Most of the time, we are on auto-pilot. A combination of behavioural, biochemical, genetic and social cues keep our behaviour pretty constant. Smokers have habits and chemical dependency. Runners enjoy the fitness and are rewarded by endorphins. You speak to a friend, partner or colleague in the same way because it has somehow worked for you. All of these day-to-day, week-to-week habits happen because we like to just carry on without having to think about why we do what we do. Simply because it's hard to challenge deeply ingrained behaviours.

Sometimes, it takes some enormous event to force us to take stock of what we have been doing. It might be the heart condition, a relationship breakdown or the loss of a job that finally breaks through the years and years of pre-conditioned behaviours. It is truly a bolt from the blue that forces us to look very carefully at what we've been doing and perhaps make some changes.

What this all comes down to is being pushed outside your comfort zone. The immense internal discomfort that comes from a sudden jolt means that you have no choice but to at least look at what you have been doing. Has it made you healthy and happy or just given you the illusion that you were? Has your crisis challenged the 'it won't happen to me' mindset? Has the crisis shown you how much you have taken for granted the important people and aspects of your life?

Unfortunately, while a crisis might shake us to our core, it might not always result in change. In fact, in my line of work, even after open-heart surgery, a proportion of patients will continue to smoke or maintain an unhealthy body weight. I'm sure we have all gone on to repeat past relationship mistakes and the workplace is a merry-go-round of the same behaviours, even after discipline or a job change.

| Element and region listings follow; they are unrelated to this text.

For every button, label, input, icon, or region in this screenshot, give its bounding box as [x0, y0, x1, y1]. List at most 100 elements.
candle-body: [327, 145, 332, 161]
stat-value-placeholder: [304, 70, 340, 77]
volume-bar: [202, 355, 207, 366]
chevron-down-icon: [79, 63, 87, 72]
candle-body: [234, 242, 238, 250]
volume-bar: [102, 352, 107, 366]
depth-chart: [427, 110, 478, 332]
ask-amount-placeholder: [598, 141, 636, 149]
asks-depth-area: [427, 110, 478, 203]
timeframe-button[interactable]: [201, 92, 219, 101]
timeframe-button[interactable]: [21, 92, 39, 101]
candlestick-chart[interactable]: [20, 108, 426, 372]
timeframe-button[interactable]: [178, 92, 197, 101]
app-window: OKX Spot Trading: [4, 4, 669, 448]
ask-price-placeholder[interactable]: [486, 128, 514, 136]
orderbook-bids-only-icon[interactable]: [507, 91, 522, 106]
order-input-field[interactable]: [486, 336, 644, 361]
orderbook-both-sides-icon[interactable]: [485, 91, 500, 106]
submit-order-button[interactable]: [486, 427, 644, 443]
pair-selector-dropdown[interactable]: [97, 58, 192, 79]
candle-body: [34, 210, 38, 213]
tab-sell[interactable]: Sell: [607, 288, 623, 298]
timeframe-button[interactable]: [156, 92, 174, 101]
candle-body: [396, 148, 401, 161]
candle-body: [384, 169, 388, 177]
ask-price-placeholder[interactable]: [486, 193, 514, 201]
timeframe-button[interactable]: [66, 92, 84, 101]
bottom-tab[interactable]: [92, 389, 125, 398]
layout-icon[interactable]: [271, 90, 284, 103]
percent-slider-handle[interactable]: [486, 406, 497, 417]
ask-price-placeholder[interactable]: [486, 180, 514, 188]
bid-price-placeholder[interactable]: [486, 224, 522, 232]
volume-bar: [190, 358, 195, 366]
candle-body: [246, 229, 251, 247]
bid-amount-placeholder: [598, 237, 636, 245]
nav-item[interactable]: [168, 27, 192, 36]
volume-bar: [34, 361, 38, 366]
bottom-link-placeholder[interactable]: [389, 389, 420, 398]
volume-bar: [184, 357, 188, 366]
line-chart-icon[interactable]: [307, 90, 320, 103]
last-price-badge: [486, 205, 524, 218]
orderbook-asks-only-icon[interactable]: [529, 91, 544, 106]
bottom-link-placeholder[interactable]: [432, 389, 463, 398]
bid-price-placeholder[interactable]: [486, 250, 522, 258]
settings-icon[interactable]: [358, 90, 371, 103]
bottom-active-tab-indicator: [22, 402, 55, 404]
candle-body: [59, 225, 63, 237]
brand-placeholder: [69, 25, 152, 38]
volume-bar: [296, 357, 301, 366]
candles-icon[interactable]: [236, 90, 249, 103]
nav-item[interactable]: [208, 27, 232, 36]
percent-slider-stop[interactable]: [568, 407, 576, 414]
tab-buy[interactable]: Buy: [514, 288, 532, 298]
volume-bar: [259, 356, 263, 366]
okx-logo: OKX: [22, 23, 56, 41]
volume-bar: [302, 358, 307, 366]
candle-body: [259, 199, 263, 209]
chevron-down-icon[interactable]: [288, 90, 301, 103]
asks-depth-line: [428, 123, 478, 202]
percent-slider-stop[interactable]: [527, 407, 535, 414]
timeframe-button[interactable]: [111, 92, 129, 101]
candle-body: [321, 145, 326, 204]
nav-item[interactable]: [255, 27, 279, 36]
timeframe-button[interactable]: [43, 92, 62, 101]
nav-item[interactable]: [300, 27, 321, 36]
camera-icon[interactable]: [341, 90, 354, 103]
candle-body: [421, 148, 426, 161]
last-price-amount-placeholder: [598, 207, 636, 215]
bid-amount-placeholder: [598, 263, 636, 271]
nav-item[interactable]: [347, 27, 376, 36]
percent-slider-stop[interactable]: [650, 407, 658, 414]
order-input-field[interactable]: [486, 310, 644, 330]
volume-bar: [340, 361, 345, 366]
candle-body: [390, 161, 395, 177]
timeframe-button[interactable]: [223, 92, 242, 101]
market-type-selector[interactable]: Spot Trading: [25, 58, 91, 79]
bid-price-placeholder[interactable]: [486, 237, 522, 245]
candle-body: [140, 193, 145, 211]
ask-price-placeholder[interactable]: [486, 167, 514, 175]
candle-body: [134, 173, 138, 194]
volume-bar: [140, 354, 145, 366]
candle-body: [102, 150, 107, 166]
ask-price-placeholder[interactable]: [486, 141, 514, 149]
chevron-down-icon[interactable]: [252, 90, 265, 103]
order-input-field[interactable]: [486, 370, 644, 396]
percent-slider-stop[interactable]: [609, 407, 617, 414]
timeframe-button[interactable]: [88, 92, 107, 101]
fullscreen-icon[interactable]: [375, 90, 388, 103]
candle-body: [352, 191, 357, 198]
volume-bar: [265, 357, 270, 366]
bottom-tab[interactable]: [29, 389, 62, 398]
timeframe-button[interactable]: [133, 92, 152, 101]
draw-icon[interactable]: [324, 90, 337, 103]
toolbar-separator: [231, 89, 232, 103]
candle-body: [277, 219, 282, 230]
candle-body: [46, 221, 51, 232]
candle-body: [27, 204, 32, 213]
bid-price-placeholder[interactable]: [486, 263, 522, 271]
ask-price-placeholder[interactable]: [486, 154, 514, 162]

Is this because those of us who don't change after a bolt from the blue are weak? Absolutely not. The human condition is such that we are all set up to take the familiar road as much as possible. It's easy. It takes less brain power, less heartache and less discomfort. It's not about willpower or laziness or anything else that makes us feel small for not getting there. We are all wired that way, more or less.

A crisis is often a blessing in disguise because it is exactly what it might take to truly make a change. In the face of a major road bump in life, when people still cannot make the changes they may need, is it any wonder why we struggle normally? Subtle or gently-gently approaches have the distinct disadvantage of not inducing the level of discomfort needed to shake us out of our habits and force a reassessment of what really matters to us and how we can set about improving it.

Maybe it's not about doors closing or windows opening. Maybe it's about taking a good, hard look at ourselves and our life and working out what is really worth the effort and the discomfort and not ignoring it for the next crisis to come along. Crisis is just another opportunity for us to live the lives that we want to and need to.